To reorganise the capital of Gras Savoye

Willis Group Holdings Limited, an insurance broker, and the original family shareholders of Gras Savoye & Cie, a French insurance broker, have entered into a definitive agreement with Astorg Partners to reorganise the capital of Gras Savoye in a leveraged transaction.

Gras Savoye has been an associate company of Willis since 1997 when Willis acquired a 33% ownership interest. Since then, Willis has gradually increased its shareholding to 48.6% of voting rights (46.2% of outstanding shares). The family shareholders and management currently own 51.4% of the voting shares of Gras Savoye.

As per the terms of the transaction, Astorg Partners will acquire 33.3% of the voting rights (31.8% of outstanding shares) of a new holding company while Willis and the family shareholders will sell part of their stakes in Gras Savoye to Astorg Partners and roll over their remaining shares into the new holding company, through a combination of equity, convertible debt and seller financing.

Willis, the family shareholders of Gras Savoye, and Astorg will hold equal stakes of 31.8% in the new holding company and have equal representation of 33.3% of the voting rights on its Board. The remaining 4.5% will be held by a large pool of Gras Savoye managers.

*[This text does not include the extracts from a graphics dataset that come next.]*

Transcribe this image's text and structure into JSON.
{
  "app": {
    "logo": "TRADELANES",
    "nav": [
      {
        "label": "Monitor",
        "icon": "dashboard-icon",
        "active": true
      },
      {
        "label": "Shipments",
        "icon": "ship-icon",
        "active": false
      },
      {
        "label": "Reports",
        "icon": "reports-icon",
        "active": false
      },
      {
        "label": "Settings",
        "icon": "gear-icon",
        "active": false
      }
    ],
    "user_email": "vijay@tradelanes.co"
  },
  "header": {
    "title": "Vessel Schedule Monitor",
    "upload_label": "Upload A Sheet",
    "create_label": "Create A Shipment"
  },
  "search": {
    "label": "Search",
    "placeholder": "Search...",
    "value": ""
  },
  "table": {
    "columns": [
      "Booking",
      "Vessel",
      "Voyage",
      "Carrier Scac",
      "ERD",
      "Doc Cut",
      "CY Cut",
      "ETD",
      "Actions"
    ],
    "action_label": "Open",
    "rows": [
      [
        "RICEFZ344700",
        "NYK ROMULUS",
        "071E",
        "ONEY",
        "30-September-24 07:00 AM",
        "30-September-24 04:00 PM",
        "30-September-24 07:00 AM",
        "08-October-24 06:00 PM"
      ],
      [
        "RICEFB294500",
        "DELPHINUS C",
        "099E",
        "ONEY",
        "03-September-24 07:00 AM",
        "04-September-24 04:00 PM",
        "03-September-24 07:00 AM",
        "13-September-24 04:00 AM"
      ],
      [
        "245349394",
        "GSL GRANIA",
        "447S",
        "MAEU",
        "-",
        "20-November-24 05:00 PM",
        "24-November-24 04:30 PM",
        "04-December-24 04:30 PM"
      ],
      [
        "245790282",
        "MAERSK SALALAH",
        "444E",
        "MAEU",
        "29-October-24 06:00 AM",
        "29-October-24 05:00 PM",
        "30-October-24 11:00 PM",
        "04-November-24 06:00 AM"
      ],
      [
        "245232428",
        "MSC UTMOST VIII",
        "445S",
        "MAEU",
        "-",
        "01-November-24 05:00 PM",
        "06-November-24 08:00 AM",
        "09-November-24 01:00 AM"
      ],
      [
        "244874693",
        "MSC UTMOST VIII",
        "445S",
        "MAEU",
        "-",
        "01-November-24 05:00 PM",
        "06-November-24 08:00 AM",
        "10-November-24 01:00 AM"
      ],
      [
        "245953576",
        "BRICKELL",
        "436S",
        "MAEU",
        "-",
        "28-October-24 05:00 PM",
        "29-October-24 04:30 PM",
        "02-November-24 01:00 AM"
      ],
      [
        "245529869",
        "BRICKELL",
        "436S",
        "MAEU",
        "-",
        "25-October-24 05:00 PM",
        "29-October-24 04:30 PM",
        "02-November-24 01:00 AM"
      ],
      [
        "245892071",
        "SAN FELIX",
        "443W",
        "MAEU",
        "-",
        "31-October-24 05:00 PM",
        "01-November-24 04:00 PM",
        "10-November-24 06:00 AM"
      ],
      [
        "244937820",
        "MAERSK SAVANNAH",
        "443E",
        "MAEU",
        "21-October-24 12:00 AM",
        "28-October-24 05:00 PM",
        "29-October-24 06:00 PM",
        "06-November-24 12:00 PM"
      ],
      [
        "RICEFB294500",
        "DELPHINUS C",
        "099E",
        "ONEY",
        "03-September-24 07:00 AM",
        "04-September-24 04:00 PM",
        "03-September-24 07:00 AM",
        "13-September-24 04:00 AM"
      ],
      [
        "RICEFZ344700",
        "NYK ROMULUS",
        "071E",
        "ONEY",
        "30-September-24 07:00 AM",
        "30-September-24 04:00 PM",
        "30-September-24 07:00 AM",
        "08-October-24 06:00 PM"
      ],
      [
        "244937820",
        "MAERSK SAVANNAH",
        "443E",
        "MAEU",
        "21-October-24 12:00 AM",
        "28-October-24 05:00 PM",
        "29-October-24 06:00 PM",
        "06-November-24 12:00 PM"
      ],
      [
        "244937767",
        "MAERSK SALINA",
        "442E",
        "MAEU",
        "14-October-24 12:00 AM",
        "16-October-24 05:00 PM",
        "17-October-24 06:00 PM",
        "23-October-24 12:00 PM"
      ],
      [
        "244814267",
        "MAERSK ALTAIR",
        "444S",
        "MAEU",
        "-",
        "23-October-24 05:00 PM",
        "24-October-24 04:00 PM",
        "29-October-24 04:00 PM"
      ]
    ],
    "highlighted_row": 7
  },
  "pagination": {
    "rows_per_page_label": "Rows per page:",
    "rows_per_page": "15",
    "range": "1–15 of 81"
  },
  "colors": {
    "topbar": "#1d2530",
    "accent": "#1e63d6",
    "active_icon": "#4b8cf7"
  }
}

This transaction values Willis’ existing investment in Gras Savoye at approximately $343m. Willis will roll over approximately $135m in equity and convertible debt and lend approximately $48m to the new holding company at a rate of 6% per annum. Willis expects to generate approximately $160m of tax-free net cash proceeds from the transaction, which it will use to pay down existing debt.

The agreement also gives Willis the option to purchase 100% of the capital in the new holding company in 2015, should it choose to do so, with notification in 2014. An existing put option, which gave family shareholders an option to sell their shares in Gras Savoye to Willis between now and 2011, will be cancelled at the closing of the transaction. The transaction is expected to close in the fourth quarter of 2009, subject to customary approvals and completion of financing.